UK Sport plans to more than double the number of Team GB female coaches from 11 per cent at the Rio Olympics four years ago, to 25 per cent for the 2024 Paris Games.
Their new leadership programme will pair six of the best female coaches in the UK with the next aspiring generation of elite coaches. Howey, who competed at four Olympic Games, is one of the coaches lending her support and will act as a mentor throughout the programme. The 47-year-old, who is the only British woman to have won two Olympic medals in judo, claiming bronze at the 1992 Barcelona Games and then silver in Sydney in 2000, is now head of British Judo and says the initiative is long overdue.
“When I heard about the programme, my first thought was ‘it’s about time’,” Howey told the Telegraph. “There’s a lot of talk about diversity in sport at the moment, but there hasn’t been a big push on women’s coaches.
“It’s something that I see on an everyday basis. It will be good to go to the Paris Olympics and have 25 per cent of the coaches there women. In Rio there was minimal numbers.”
As well as Howey, Paula Dunn (para athletics), Mel Marshall (swimming), Bex Milnes (para triathlon), Tracy Whittaker-Smith (trampolining) and Karen Brown (hockey) will support other female coaches by observing them in their environments and develop understanding of high-performance coaching.
Howey hopes the initiative will allow for more women to make the transition from recreational to elite coaching.

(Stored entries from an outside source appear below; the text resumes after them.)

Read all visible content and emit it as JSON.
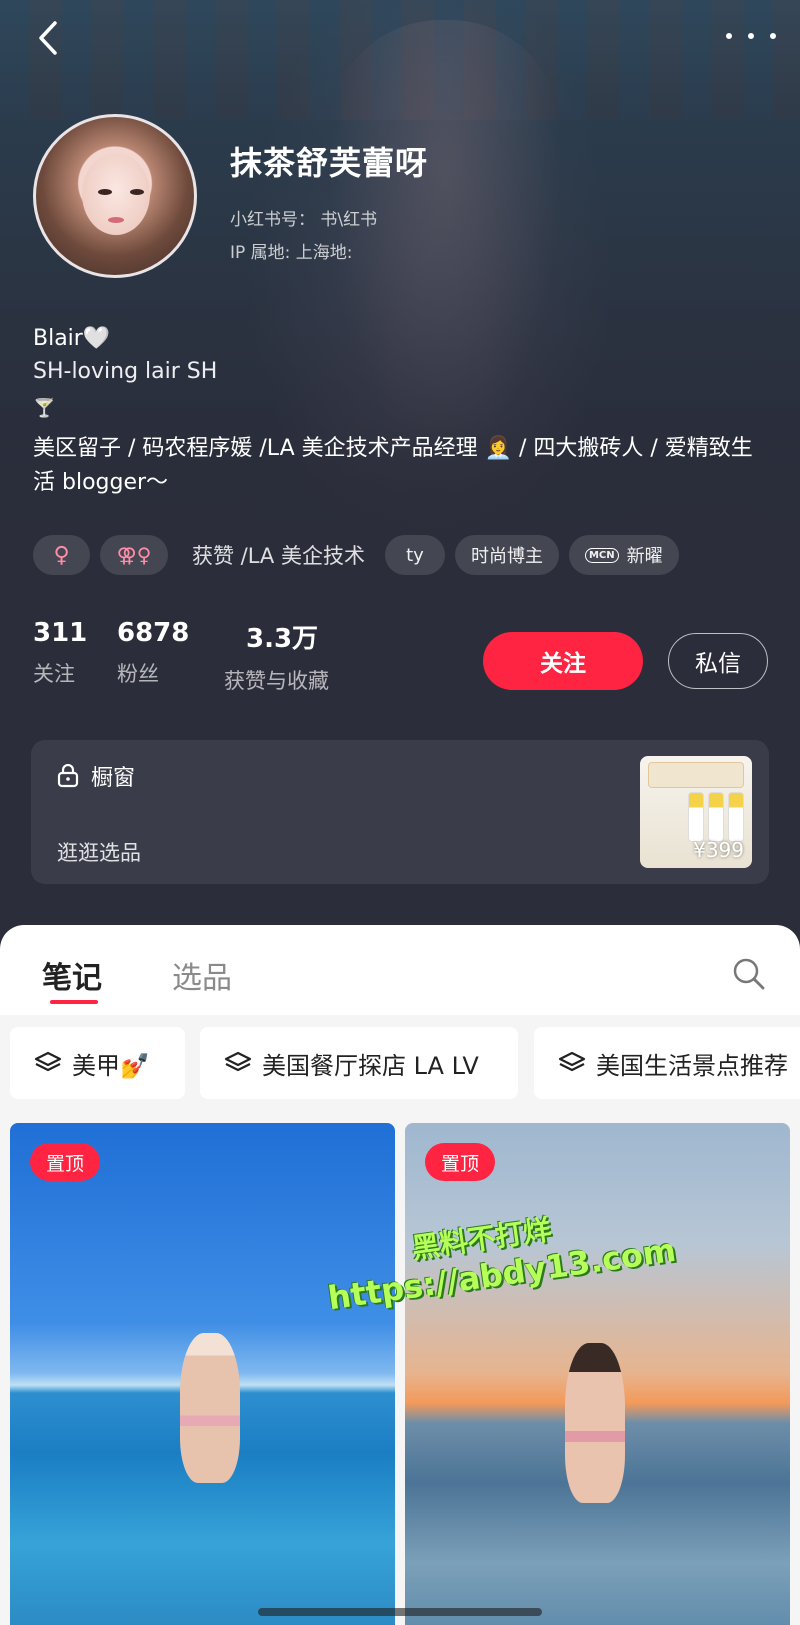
{
  "profile": {
    "nickname": "抹茶舒芙蕾呀",
    "red_id": "小红书号：  书\\红书",
    "ip_location": "IP 属地: 上海地:",
    "bio_name": "Blair🤍",
    "bio_sub": "SH-loving lair SH",
    "bio_icon": "🍸",
    "bio_desc": "美区留子 / 码农程序媛 /LA 美企技术产品经理 👩‍💼 / 四大搬砖人 / 爱精致生活 blogger～"
  },
  "tags": {
    "gender": "♀",
    "gender2": "⚢♀",
    "text_fragment": "获赞 /LA 美企技术",
    "short": "ty",
    "fashion": "时尚博主",
    "mcn_icon": "MCN",
    "mcn": "新曜"
  },
  "stats": {
    "following_num": "311",
    "following_label": "关注",
    "fans_num": "6878",
    "fans_label": "粉丝",
    "likes_num": "3.3万",
    "likes_label": "获赞与收藏"
  },
  "actions": {
    "follow": "关注",
    "message": "私信"
  },
  "shop": {
    "title": "橱窗",
    "subtitle": "逛逛选品",
    "price": "¥399"
  },
  "tabs": {
    "notes": "笔记",
    "picks": "选品"
  },
  "collections": [
    "美甲💅",
    "美国餐厅探店 LA LV",
    "美国生活景点推荐"
  ],
  "cards": [
    {
      "badge": "置顶"
    },
    {
      "badge": "置顶"
    }
  ],
  "watermark": {
    "line1": "黑料不打烊",
    "line2": "https://abdy13.com"
  },
  "colors": {
    "accent": "#ff2442",
    "dark_bg": "#2b2d3a"
  }
}
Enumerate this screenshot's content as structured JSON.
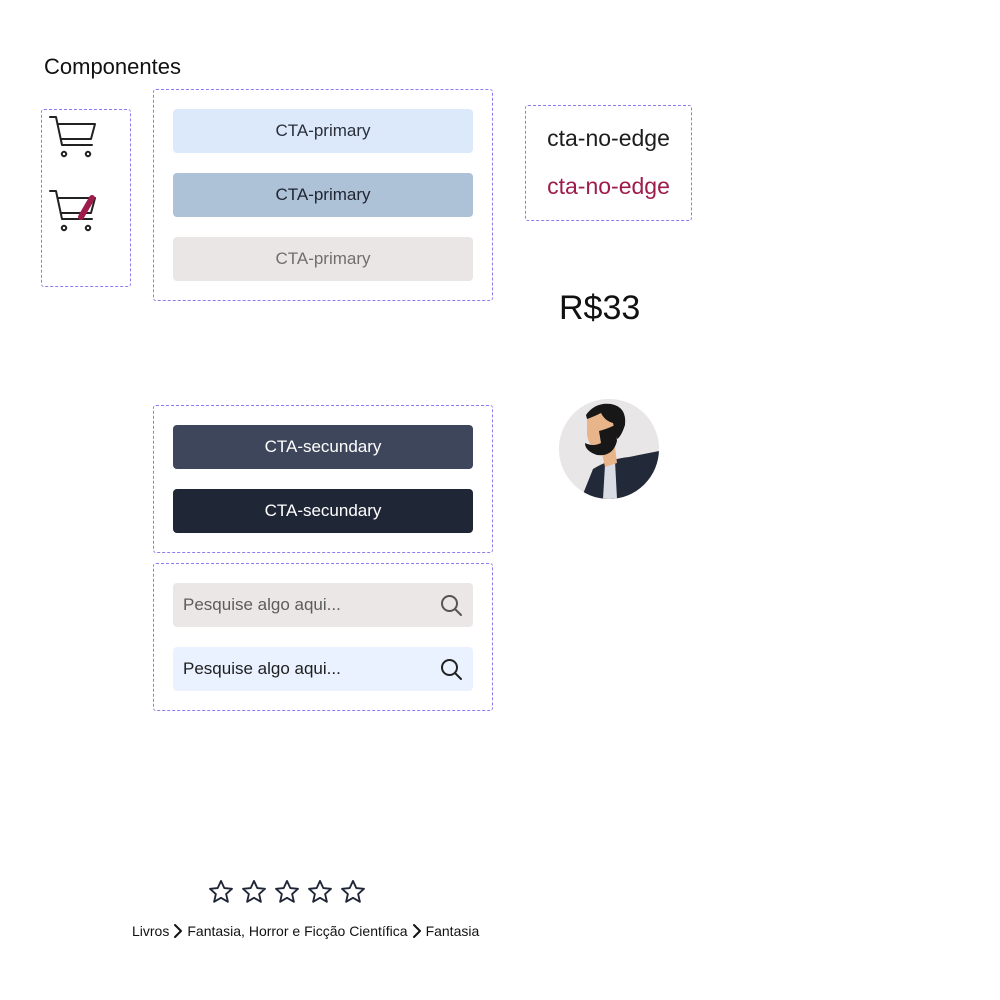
{
  "page": {
    "title": "Componentes"
  },
  "colors": {
    "primary_light": "#dbe9fb",
    "primary_mid": "#adc1d7",
    "primary_disabled": "#eae6e5",
    "secondary_1": "#3e465c",
    "secondary_2": "#1f2636",
    "accent": "#9e1c4b",
    "search_bg_1": "#ebe7e6",
    "search_bg_2": "#eaf2ff",
    "box_border": "#8a7df0"
  },
  "icons": {
    "cart": "cart-icon",
    "cart_edit": "cart-edit-icon",
    "search": "search-icon",
    "star": "star-outline-icon",
    "chevron": "chevron-right-icon"
  },
  "primary_buttons": [
    {
      "label": "CTA-primary"
    },
    {
      "label": "CTA-primary"
    },
    {
      "label": "CTA-primary"
    }
  ],
  "secondary_buttons": [
    {
      "label": "CTA-secundary"
    },
    {
      "label": "CTA-secundary"
    }
  ],
  "no_edge_buttons": [
    {
      "label": "cta-no-edge"
    },
    {
      "label": "cta-no-edge"
    }
  ],
  "price": "R$33",
  "search_fields": [
    {
      "placeholder": "Pesquise algo aqui...",
      "value": ""
    },
    {
      "placeholder": "Pesquise algo aqui...",
      "value": ""
    }
  ],
  "rating": {
    "value": 0,
    "max": 5
  },
  "breadcrumb": [
    "Livros",
    "Fantasia, Horror e Ficção Científica",
    "Fantasia"
  ]
}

“There are a few women performance coaches working out there that don’t seem to get into the positions they should be in, especially in male dominated sports,” she said.
“It’s tough to even get your foot in the door. I was probably fortunate I had a good career behind me. I had that opportunity before I retired to put my foot on the first rung of the ladder and work my way up.

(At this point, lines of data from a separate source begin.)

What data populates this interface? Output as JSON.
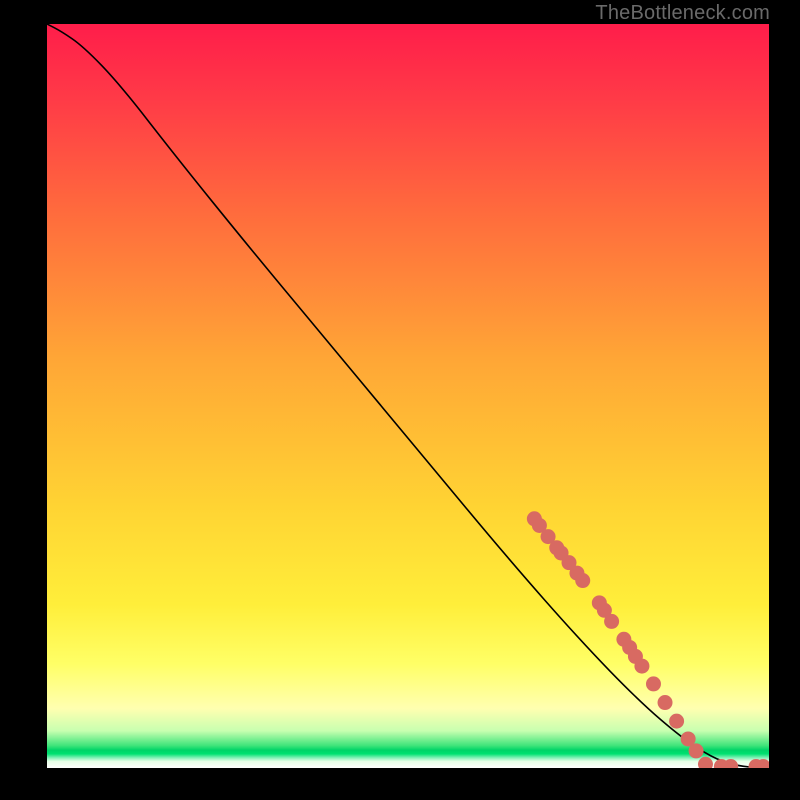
{
  "watermark": "TheBottleneck.com",
  "chart_data": {
    "type": "line",
    "title": "",
    "xlabel": "",
    "ylabel": "",
    "x": [
      0.0,
      0.02,
      0.05,
      0.1,
      0.18,
      0.28,
      0.4,
      0.52,
      0.64,
      0.74,
      0.82,
      0.88,
      0.92,
      0.95,
      0.98,
      1.0
    ],
    "y": [
      1.0,
      0.99,
      0.97,
      0.92,
      0.82,
      0.7,
      0.56,
      0.42,
      0.28,
      0.17,
      0.09,
      0.04,
      0.015,
      0.004,
      0.0005,
      0.0
    ],
    "xlim": [
      0,
      1
    ],
    "ylim": [
      0,
      1
    ],
    "markers": [
      {
        "xu": 0.675,
        "yu": 0.335
      },
      {
        "xu": 0.682,
        "yu": 0.326
      },
      {
        "xu": 0.694,
        "yu": 0.311
      },
      {
        "xu": 0.706,
        "yu": 0.296
      },
      {
        "xu": 0.712,
        "yu": 0.289
      },
      {
        "xu": 0.723,
        "yu": 0.276
      },
      {
        "xu": 0.734,
        "yu": 0.262
      },
      {
        "xu": 0.742,
        "yu": 0.252
      },
      {
        "xu": 0.765,
        "yu": 0.222
      },
      {
        "xu": 0.772,
        "yu": 0.212
      },
      {
        "xu": 0.782,
        "yu": 0.197
      },
      {
        "xu": 0.799,
        "yu": 0.173
      },
      {
        "xu": 0.807,
        "yu": 0.162
      },
      {
        "xu": 0.815,
        "yu": 0.15
      },
      {
        "xu": 0.824,
        "yu": 0.137
      },
      {
        "xu": 0.84,
        "yu": 0.113
      },
      {
        "xu": 0.856,
        "yu": 0.088
      },
      {
        "xu": 0.872,
        "yu": 0.063
      },
      {
        "xu": 0.888,
        "yu": 0.039
      },
      {
        "xu": 0.899,
        "yu": 0.023
      },
      {
        "xu": 0.912,
        "yu": 0.005
      },
      {
        "xu": 0.934,
        "yu": 0.002
      },
      {
        "xu": 0.947,
        "yu": 0.002
      },
      {
        "xu": 0.982,
        "yu": 0.002
      },
      {
        "xu": 0.992,
        "yu": 0.002
      }
    ],
    "gradient_stops": [
      {
        "pos": 0.0,
        "color": "#ff1d4a"
      },
      {
        "pos": 0.45,
        "color": "#ffa636"
      },
      {
        "pos": 0.78,
        "color": "#ffee3a"
      },
      {
        "pos": 0.97,
        "color": "#3ee47a"
      },
      {
        "pos": 1.0,
        "color": "#ffffff"
      }
    ]
  }
}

“With this programme, you don’t have to be an elite competitor to do it. You get your foot in the door, without having that behind you. I think it’s been a closed door before and, for someone who hasn’t had a competitive career, it’s probably a very hard road. I’m not saying it’s been easy but I found it easier because of what I’ve achieved, some barriers had already been broken down.”

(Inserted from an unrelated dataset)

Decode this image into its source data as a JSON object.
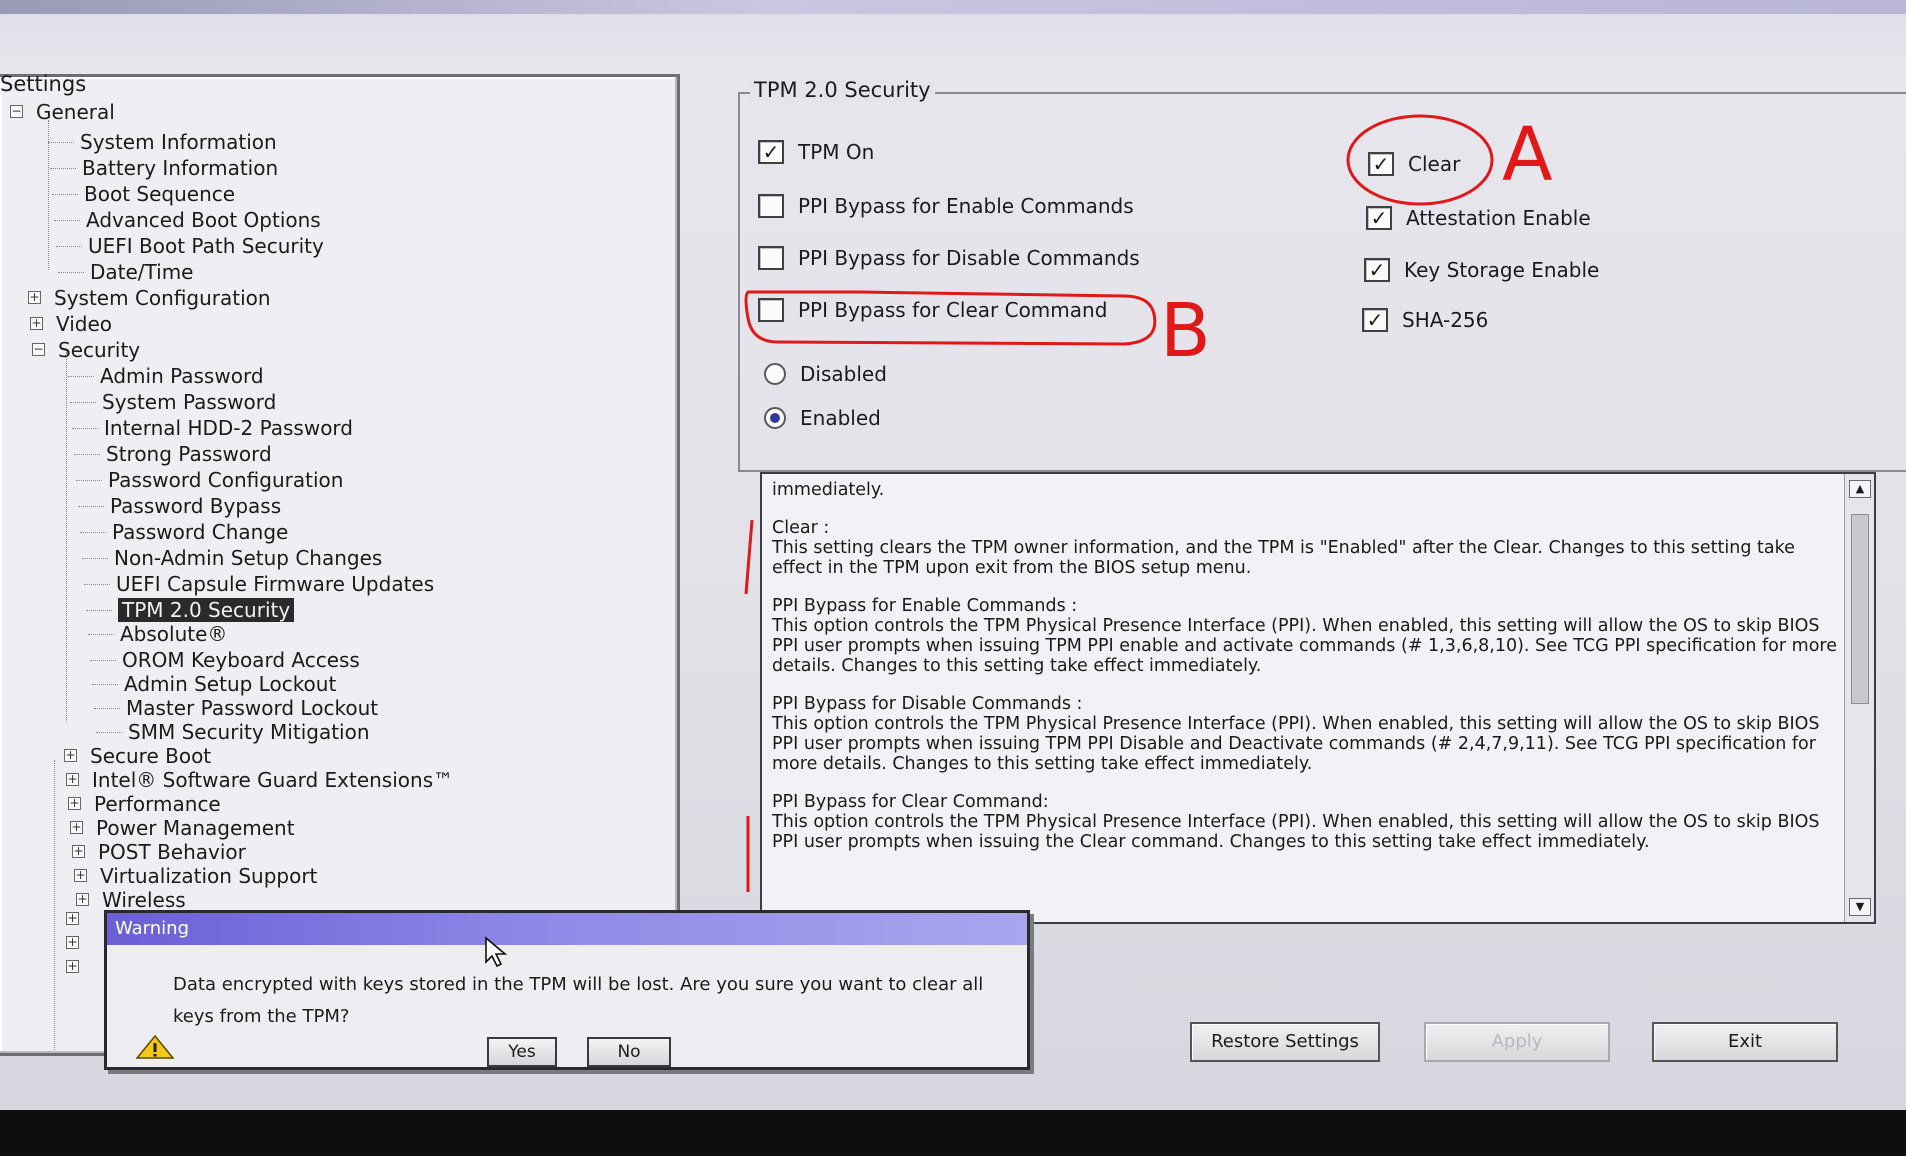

Sally Munday, CEO at UK Sport, said of the programme: “Coaches, alongside athletes, are at the heart of our high-performance community and we firmly believe that a more diverse cohort of highly skilled coaches will help more of our Olympic and Paralympic athletes realise their potential.
“There are currently far too few female coaches operating at the highest level of performance and we are committed to addressing this reality and, working with our stakeholders, driving the change we want to see.”